Joe Morgenstern on Finding Pixar:
Pixar succeeds where other studios stumble because, within its corporate culture, the collegiality is accompanied by a system of relentless, sometimes even pitiless self-scrutiny. Story artists and animators submit themselves and their work willingly, though not always happily, to daily or weekly sessions of peer — and boss — review in which, as one director put it, ‘we ask them to drop their pants, and they do.’ When problems emerge, they’re met head-on, rather than with the oft-heard remark that ‘we’ll fix it in the editing.’The most dramatic example of this commitment came in 1996, after the phenomenal success of the studio’s first feature, ‘Toy Story.’ Disney, Pixar’s distribution partner, suggested a direct-to-video sequel. For Pixar, whose staff had already plunged into producing ‘A Bug’s Life,’ the new project required hiring a new crew. For the next two years, the ‘Toy Story 2′ recruits labored on their film, which looked promising enough to be promoted to the status of a theatrical release. In the fall of 1998, with ‘A Bug’s Life’ recently finished, Pixar’s top brass looked closely at what the ‘Toy Story 2′ people had wrought, judged it a fiasco and decided that the wisest course was to shut down production and eat the ensuing losses, rather than release an inferior product.
Disney disagreed, insisting that Pixar continue work on the film in order to meet its release date.
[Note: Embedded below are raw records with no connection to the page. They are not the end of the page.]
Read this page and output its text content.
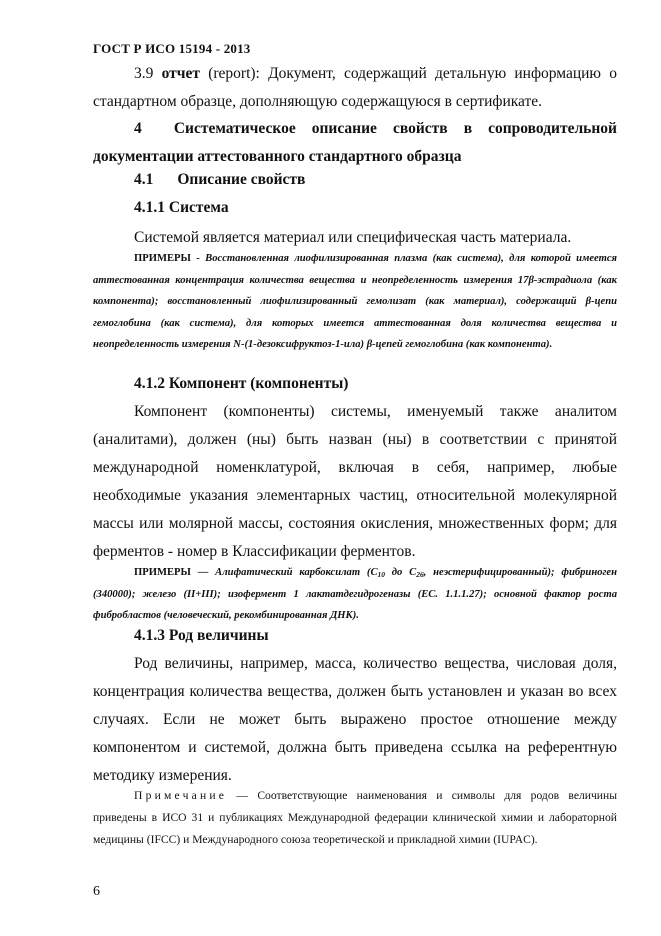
ГОСТ Р ИСО 15194 - 2013
3.9 отчет (report): Документ, содержащий детальную информацию о стандартном образце, дополняющую содержащуюся в сертификате.
4 Систематическое описание свойств в сопроводительной документации аттестованного стандартного образца
4.1 Описание свойств
4.1.1 Система
Системой является материал или специфическая часть материала.
ПРИМЕРЫ - Восстановленная лиофилизированная плазма (как система), для которой имеется аттестованная концентрация количества вещества и неопределенность измерения 17β-эстрадиола (как компонента); восстановленный лиофилизированный гемолизат (как материал), содержащий β-цепи гемоглобина (как система), для которых имеется аттестованная доля количества вещества и неопределенность измерения N-(1-дезоксифруктоз-1-ила) β-цепей гемоглобина (как компонента).
4.1.2 Компонент (компоненты)
Компонент (компоненты) системы, именуемый также аналитом (аналитами), должен (ны) быть назван (ны) в соответствии с принятой международной номенклатурой, включая в себя, например, любые необходимые указания элементарных частиц, относительной молекулярной массы или молярной массы, состояния окисления, множественных форм; для ферментов - номер в Классификации ферментов.
ПРИМЕРЫ — Алифатический карбоксилат ($С_{10}$ до $С_{26}$, неэстерифицированный); фибриноген (340000); железо (II+III); изофермент 1 лактатдегидрогеназы (ЕС. 1.1.1.27); основной фактор роста фибробластов (человеческий, рекомбинированная ДНК).
4.1.3 Род величины
Род величины, например, масса, количество вещества, числовая доля, концентрация количества вещества, должен быть установлен и указан во всех случаях. Если не может быть выражено простое отношение между компонентом и системой, должна быть приведена ссылка на референтную методику измерения.
Примечание — Соответствующие наименования и символы для родов величины приведены в ИСО 31 и публикациях Международной федерации клинической химии и лабораторной медицины (IFCC) и Международного союза теоретической и прикладной химии (IUPAC).
6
Pixar executives, after emergency meetings with the ‘Toy Story 2′ staff, told Disney that the film would be completely redone. To Disney’s dismay, production came to a screeching halt. Much of the new team was fired. Veterans of the first ‘Toy Story,’ still recovering from the intensity of their work on ‘A Bug’s Life,’ were brought back to work on the sequel. The script was rewritten in three months, and animated in seven months. Many staffers worked 100-hour weeks, sleeping under their desks, but the result was an unqualified triumph. By every measure, artistic or financial, ‘Toy Story 2,’ released for Thanksgiving in 1999, was at least as good as the original, if not better.